ラオスでは労働時間や社会保険の適用基準が変更されることがあるため、勤怠・社会保険の運用設計にあたってはラオス社会保障機構(LSSO)および最新の労働法令を必ず確認することを推奨する(出典: LSSO)。

紙の出勤簿では「いつ誰が何時間働いたか」を正確に証明するのが難しく、労働監査で指摘を受けるリスクがある。

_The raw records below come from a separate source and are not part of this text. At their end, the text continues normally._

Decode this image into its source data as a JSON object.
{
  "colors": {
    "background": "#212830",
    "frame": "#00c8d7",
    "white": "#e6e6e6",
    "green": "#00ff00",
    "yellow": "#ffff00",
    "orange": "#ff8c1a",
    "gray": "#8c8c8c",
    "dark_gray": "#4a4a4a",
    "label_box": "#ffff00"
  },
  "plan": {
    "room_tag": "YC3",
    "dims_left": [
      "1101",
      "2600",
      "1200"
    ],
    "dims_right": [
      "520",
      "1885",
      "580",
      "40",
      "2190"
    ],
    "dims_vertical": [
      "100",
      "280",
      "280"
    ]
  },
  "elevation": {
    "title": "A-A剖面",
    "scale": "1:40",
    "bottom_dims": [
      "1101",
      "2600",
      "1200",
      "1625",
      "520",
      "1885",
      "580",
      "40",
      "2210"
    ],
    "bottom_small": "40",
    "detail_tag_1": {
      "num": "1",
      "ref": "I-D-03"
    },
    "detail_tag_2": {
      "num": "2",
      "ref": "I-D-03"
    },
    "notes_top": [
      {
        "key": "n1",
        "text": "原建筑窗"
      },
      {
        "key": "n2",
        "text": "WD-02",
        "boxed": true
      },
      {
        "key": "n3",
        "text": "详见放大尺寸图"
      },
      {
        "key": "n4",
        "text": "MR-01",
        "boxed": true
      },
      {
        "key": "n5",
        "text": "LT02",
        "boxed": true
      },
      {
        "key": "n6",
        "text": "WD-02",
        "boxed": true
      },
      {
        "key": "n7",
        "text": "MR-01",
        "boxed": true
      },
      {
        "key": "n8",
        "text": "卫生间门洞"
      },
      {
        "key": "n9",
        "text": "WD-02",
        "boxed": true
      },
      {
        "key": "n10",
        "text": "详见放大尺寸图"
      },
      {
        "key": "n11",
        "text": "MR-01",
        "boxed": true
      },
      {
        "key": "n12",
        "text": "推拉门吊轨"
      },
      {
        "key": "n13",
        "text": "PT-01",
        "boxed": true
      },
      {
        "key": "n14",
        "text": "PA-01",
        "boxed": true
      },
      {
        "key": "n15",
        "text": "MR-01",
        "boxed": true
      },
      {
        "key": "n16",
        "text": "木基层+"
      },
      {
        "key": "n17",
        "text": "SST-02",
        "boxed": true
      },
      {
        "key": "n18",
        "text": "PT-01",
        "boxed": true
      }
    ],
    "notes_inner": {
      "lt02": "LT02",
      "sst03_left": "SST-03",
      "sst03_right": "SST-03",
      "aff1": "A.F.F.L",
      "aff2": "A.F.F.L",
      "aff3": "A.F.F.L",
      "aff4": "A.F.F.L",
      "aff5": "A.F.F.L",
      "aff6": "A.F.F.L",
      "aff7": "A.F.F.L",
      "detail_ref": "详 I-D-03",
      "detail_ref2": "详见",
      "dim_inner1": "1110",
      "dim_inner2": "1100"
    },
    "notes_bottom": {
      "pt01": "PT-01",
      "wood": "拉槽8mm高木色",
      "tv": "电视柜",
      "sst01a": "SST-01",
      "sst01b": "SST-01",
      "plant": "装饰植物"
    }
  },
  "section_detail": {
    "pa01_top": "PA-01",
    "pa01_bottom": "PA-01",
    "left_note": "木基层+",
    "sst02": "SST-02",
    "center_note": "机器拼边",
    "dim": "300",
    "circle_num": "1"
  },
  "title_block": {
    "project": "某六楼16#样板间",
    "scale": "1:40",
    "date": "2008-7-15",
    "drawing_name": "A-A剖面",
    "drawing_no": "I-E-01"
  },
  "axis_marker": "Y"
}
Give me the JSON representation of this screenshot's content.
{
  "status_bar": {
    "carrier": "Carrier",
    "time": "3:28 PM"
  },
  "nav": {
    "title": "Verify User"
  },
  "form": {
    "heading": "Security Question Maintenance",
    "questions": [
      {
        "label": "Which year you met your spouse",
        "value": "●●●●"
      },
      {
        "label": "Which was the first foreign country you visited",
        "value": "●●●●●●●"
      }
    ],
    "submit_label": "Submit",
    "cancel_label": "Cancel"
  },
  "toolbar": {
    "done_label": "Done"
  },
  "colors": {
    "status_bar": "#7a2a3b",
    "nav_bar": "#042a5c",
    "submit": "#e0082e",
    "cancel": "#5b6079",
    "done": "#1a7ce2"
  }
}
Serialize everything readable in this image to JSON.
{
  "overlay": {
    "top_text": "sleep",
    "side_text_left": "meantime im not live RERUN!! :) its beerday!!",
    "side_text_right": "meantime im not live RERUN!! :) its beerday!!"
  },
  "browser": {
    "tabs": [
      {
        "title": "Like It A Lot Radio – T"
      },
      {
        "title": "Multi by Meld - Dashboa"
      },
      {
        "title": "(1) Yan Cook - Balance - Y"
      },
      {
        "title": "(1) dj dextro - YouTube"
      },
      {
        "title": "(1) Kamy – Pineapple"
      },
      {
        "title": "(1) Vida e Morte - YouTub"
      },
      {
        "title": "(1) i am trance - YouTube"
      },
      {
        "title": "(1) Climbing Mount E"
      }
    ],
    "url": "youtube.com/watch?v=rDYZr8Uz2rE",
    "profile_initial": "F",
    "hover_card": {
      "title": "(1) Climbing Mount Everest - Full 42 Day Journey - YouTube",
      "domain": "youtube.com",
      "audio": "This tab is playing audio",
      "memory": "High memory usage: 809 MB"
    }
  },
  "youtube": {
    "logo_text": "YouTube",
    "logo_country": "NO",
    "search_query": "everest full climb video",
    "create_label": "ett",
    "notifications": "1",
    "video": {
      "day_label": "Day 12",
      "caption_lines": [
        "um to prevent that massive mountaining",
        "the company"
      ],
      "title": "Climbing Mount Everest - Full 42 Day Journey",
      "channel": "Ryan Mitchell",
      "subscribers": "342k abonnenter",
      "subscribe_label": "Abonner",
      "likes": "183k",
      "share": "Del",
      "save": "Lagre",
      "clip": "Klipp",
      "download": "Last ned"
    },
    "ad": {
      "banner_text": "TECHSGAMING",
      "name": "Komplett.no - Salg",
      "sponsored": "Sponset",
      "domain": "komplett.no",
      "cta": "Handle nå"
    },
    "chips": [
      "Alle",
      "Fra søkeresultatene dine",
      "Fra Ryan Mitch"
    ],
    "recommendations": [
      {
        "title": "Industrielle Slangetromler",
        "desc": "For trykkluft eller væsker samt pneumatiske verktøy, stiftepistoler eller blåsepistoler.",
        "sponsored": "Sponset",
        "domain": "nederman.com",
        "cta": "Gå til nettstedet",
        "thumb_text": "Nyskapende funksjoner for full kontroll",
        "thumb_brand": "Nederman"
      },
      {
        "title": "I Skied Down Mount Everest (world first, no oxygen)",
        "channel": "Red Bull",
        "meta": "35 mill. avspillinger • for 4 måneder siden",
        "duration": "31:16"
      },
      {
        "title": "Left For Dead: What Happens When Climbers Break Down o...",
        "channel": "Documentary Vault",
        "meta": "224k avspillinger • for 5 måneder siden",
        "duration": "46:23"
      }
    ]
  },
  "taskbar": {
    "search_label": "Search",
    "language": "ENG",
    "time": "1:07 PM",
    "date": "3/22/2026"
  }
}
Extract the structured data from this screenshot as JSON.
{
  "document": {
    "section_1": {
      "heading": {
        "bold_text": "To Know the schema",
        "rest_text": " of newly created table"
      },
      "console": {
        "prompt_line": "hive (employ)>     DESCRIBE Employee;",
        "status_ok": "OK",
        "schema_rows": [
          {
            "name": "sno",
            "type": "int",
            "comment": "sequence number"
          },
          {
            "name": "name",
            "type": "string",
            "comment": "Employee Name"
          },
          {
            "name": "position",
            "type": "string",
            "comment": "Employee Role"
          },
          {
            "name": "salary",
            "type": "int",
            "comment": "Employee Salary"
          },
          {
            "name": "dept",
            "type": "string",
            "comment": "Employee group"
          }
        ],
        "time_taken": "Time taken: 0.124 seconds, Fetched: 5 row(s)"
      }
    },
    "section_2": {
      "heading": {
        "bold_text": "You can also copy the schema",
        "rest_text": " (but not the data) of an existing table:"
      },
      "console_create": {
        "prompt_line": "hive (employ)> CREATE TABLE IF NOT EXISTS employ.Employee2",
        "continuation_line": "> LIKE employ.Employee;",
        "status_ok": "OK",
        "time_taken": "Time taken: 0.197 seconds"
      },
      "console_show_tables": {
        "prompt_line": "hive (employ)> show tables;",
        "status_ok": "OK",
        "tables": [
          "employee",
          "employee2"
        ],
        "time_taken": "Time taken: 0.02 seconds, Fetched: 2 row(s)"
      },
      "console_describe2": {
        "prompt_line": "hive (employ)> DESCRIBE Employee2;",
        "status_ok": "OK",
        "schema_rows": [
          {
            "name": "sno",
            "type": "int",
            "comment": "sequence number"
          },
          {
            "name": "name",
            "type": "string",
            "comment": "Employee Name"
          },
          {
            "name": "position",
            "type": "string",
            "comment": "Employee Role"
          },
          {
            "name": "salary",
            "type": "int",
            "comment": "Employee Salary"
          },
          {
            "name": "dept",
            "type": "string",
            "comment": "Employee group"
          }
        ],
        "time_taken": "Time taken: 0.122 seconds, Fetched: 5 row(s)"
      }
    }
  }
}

デジタルの勤怠記録は、監査対応の工数を大幅に減らせる。打刻データがそのまま証跡になるため、後から出勤簿を突き合わせる作業が不要になる。

AI人事管理でできることの全体像

AI人事管理でできることの全体像

AI人事管理の機能は大きく3つに分かれる。採用スクリーニング、勤怠・シフト管理、給与・社会保険の自動処理だ。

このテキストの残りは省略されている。